In re what's left of SMiLE, Brian Wilson's abandoned recording project for The Beach Boys from 1966-67, we stipulate to the following:
1) It is conceptually incoherent, at least from a rational point of view. It is probably not conceptually incoherent because it was abandoned before completion — it was probably abandoned before completion because it had no conceptual structure. Such a work could not by definition ever be completed. Wilson was working with some fuzzy ideas about what he wanted the album to be, but proceeded largely by feel.
2) The lyrics, mostly by Van Dyke Parks (above), are uneven. Some are brilliant, some are overly precious, some are embarrassing.
But we find, after careful listening, that the following propositions are also true:
1) SMiLE is a great work of art, a masterpiece, and like nothing else in the history of American music . . . well, since Charles Ives, anyway. In Ives's work, Holiday Symphony, for example, Wilson could have found a workable intellectual rationale for what he was doing — a kind of collage strategy, with discrete passages of music connected to each other by the associations of memory (as well as the whims and tastes of the composer.) For all the musical influences coursing through SMiLE, though, I doubt if Wilson listened much to Ives, whose intellectuality and dissonance would not have appealed to him.
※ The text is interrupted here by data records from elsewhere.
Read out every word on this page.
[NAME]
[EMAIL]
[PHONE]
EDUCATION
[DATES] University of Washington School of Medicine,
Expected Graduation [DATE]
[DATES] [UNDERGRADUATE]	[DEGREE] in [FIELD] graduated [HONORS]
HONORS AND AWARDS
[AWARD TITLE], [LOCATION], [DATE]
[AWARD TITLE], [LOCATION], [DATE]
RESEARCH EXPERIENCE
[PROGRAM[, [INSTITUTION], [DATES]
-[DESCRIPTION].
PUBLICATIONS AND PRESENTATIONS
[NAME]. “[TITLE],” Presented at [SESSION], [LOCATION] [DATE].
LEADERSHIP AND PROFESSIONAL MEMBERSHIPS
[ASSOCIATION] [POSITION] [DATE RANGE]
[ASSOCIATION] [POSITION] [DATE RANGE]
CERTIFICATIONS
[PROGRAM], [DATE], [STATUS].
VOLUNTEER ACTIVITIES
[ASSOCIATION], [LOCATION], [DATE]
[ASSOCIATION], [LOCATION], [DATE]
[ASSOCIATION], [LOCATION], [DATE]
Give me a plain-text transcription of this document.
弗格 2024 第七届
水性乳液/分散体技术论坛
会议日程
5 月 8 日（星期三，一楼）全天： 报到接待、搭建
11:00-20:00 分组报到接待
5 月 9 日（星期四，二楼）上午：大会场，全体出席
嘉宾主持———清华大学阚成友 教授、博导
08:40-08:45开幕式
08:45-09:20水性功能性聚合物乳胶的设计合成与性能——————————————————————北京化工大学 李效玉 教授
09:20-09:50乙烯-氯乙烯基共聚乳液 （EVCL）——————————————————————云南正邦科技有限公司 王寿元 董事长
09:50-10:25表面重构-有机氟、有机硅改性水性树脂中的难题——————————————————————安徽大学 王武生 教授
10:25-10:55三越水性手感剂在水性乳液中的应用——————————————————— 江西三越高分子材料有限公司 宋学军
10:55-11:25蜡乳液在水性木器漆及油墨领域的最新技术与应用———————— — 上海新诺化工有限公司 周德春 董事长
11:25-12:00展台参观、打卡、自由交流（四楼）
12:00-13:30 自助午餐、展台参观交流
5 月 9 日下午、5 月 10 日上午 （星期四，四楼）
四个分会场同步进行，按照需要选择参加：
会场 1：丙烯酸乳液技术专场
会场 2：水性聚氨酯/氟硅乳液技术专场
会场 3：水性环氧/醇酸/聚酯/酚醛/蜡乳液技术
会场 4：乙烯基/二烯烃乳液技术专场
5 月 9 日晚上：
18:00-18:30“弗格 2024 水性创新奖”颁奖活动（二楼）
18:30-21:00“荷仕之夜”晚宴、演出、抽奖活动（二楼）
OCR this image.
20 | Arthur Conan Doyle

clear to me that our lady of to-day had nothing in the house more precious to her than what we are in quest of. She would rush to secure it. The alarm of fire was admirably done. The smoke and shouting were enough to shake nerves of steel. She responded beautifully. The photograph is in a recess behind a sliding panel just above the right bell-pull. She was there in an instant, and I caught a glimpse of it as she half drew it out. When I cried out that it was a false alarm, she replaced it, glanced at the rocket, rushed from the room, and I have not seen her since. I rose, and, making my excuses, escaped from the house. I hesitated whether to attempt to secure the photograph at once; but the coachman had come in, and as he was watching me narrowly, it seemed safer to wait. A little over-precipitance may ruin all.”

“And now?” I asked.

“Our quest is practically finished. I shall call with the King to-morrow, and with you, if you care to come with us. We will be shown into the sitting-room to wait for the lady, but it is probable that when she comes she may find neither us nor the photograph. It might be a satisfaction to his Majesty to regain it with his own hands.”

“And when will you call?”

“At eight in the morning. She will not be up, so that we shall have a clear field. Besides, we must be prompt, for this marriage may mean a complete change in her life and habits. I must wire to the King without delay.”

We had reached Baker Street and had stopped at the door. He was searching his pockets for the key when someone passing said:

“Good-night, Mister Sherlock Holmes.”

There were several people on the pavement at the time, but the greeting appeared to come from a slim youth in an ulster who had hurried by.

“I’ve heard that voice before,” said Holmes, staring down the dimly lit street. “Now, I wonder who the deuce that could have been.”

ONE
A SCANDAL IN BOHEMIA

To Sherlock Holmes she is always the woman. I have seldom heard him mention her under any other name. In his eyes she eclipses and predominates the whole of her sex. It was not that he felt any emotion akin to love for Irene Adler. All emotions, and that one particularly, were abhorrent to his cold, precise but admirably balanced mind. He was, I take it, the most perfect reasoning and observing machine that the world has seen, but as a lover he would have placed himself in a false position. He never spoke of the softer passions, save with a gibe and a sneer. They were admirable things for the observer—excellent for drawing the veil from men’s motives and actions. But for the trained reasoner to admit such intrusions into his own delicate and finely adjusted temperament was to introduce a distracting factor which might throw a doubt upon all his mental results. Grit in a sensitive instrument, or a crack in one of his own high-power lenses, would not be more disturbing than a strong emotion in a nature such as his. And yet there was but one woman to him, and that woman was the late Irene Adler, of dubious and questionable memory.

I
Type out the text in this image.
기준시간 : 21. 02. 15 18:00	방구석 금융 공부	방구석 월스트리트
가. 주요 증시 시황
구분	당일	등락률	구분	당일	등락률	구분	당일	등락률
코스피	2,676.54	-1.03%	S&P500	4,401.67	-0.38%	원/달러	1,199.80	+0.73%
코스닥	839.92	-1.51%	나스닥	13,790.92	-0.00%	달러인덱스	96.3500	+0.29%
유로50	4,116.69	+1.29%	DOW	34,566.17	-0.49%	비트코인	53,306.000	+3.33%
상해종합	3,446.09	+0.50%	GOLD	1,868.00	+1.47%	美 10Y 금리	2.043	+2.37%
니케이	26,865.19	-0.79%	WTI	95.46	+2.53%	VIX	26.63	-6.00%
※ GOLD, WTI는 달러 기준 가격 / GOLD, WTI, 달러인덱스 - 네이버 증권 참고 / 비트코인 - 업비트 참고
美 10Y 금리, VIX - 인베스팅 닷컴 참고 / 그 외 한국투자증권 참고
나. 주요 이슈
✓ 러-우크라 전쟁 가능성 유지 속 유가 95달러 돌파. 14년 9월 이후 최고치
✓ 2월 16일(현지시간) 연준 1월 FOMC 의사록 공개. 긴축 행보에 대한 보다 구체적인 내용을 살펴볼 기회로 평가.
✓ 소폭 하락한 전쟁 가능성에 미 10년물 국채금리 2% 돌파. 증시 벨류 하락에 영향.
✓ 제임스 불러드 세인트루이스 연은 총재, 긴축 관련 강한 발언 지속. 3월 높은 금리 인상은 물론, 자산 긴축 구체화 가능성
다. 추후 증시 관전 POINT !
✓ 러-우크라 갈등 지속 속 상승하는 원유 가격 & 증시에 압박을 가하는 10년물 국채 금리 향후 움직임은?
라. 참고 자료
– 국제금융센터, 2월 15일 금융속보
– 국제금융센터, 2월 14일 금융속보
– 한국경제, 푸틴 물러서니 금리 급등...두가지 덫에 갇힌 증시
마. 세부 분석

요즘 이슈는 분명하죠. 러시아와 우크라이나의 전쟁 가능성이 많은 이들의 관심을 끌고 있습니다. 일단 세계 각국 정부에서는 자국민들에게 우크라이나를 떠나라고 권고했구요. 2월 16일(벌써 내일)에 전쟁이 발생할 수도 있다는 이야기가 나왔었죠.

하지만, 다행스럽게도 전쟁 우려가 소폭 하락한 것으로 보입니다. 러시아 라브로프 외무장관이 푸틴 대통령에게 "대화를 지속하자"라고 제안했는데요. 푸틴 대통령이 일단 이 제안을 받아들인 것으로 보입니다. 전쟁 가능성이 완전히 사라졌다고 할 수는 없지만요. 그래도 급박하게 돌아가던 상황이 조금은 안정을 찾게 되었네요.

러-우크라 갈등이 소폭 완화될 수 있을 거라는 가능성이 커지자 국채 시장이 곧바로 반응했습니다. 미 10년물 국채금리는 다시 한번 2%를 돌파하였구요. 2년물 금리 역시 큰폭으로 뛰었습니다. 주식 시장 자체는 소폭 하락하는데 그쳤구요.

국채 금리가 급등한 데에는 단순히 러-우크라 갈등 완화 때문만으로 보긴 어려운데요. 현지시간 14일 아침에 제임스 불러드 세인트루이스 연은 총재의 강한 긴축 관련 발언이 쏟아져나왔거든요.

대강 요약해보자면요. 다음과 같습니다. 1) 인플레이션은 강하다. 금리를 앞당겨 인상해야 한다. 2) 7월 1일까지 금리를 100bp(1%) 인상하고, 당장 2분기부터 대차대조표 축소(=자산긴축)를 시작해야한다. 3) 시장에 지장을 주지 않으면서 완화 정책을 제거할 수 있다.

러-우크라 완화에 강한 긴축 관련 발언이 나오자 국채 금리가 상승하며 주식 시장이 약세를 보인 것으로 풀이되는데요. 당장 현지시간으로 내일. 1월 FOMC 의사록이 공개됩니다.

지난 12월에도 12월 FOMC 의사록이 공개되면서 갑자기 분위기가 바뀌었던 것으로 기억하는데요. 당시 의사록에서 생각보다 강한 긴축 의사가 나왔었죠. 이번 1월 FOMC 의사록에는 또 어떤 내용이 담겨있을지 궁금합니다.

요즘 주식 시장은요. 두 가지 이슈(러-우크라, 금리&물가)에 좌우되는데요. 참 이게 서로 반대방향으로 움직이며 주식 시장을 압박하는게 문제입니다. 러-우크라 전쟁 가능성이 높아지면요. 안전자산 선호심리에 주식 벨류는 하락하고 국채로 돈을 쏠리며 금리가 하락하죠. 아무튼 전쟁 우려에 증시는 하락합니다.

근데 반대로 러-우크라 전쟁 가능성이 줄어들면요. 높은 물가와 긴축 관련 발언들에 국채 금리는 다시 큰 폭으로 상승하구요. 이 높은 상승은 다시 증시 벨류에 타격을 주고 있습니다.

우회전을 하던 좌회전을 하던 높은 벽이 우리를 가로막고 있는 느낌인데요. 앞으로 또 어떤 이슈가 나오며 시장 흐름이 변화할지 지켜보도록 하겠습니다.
2) There is a coherence to SMiLE which derives from the sheer beauty and audacity of the music, and the logic of Wilson's own ear — the clear, utterly sensible flow of Wilson's joy in music, of every kind, from hymns to doo-wop. It's all unified further by the magical harmonies Wilson conceived for the voices of The Beach Boys. He recorded the vocal parts over and over again, trying to get the transcendent effect he was after — that little bit of magic beyond the sweet sounds that would constitute a proper musical offering . . . to God, as he saw it. He wanted SMiLE to be a musical offering to God.
3) SMiLE is a musical offering to God, of the best Wilson felt was inside himself. He wanted it to be more than he could realize at the time, but it's enough, as it is — a worthy offering.
4) Because the music is modular, built of passages connected to each other mostly by feel and intuition, it's possible to listen to the studio outtakes with the same pleasure and sense of discovery one has when listening to the reconstruction of the proposed whole. The musical passages are brilliant tesserae that can be combined into any number of mosaic patterns — each of which offers a different and wondrous new image.